Hartnett von Bank of America warnt Anleiheinvestoren – US-Staatsverschuldung nähert sich 40 Billionen Dollar
Wichtige Erkenntnisse
- •Die US-Staatsverschuldung betrug Mitte August rund 39,9 Billionen Dollar und wird voraussichtlich bald die Marke von 40 Billionen Dollar überschreiten.
- •Hartnetts „Anything but Bonds“-These besagt, dass langlaufende Treasuries unattraktiver werden, da die Regierung mehr Schulden ausgibt und Anleger höhere Renditen verlangen.
- •Die Rendite zehnjähriger Treasuries hat 4,6 Prozent erreicht, die Rendite dreißigjähriger Papiere ist auf 5,2 Prozent gestiegen.
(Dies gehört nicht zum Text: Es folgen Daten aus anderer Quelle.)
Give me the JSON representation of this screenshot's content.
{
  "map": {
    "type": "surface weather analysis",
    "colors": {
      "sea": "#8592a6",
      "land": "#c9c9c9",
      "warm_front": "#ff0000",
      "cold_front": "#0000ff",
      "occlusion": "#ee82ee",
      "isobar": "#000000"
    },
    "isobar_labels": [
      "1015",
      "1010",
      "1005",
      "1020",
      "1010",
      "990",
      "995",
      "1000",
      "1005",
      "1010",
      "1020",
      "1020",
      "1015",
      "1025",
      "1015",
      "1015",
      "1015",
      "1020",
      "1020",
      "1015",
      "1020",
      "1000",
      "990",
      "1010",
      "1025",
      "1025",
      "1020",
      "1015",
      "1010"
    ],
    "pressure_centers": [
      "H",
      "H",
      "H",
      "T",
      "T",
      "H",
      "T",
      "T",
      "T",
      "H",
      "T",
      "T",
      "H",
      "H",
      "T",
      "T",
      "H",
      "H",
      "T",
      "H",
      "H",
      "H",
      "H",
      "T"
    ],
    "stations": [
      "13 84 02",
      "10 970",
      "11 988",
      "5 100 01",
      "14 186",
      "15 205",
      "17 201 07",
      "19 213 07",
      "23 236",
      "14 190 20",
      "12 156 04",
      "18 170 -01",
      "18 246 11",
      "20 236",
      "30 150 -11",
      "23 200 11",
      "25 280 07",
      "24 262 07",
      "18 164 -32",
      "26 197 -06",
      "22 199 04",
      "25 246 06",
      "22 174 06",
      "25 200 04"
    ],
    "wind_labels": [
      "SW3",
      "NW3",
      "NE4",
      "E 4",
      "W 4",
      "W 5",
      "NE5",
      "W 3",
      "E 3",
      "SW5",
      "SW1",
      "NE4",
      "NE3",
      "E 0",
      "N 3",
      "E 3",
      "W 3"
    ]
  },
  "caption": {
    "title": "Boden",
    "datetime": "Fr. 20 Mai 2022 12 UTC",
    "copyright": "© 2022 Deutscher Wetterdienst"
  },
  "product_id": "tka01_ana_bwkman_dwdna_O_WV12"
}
- •Die Bundesregierung hat in den ersten zehn Monaten des Haushaltsjahres 2026 1,8 Billionen Dollar aufgenommen, davon 432 Milliarden Dollar allein im Juli.
- •Nach Hartnett könnte die Strategie so lange fortbestehen, bis die Renditen fünfjähriger Treasuries unter etwa 3,25 Prozent fallen.

Die US-Staatsverschuldung nähert sich der Marke von 40 Billionen Dollar, und das Framework „Anything but Bonds“ des Bank-of-America-Research-Strategen Michael Hartnett war noch nie so relevant wie heute. Hartnetts Kernwarnung ist eindeutig: Die Vereinigten Staaten häufen zu viele Schulden an, was die Regierung zur Ausgabe zu vieler Anleihen zwingt. Anleger verlangen im Gegenzug eine Entschädigung für dieses fiskalische Risiko – was langlaufende Treasuries im Vergleich zu anderen Anlageklassen unattraktiv macht.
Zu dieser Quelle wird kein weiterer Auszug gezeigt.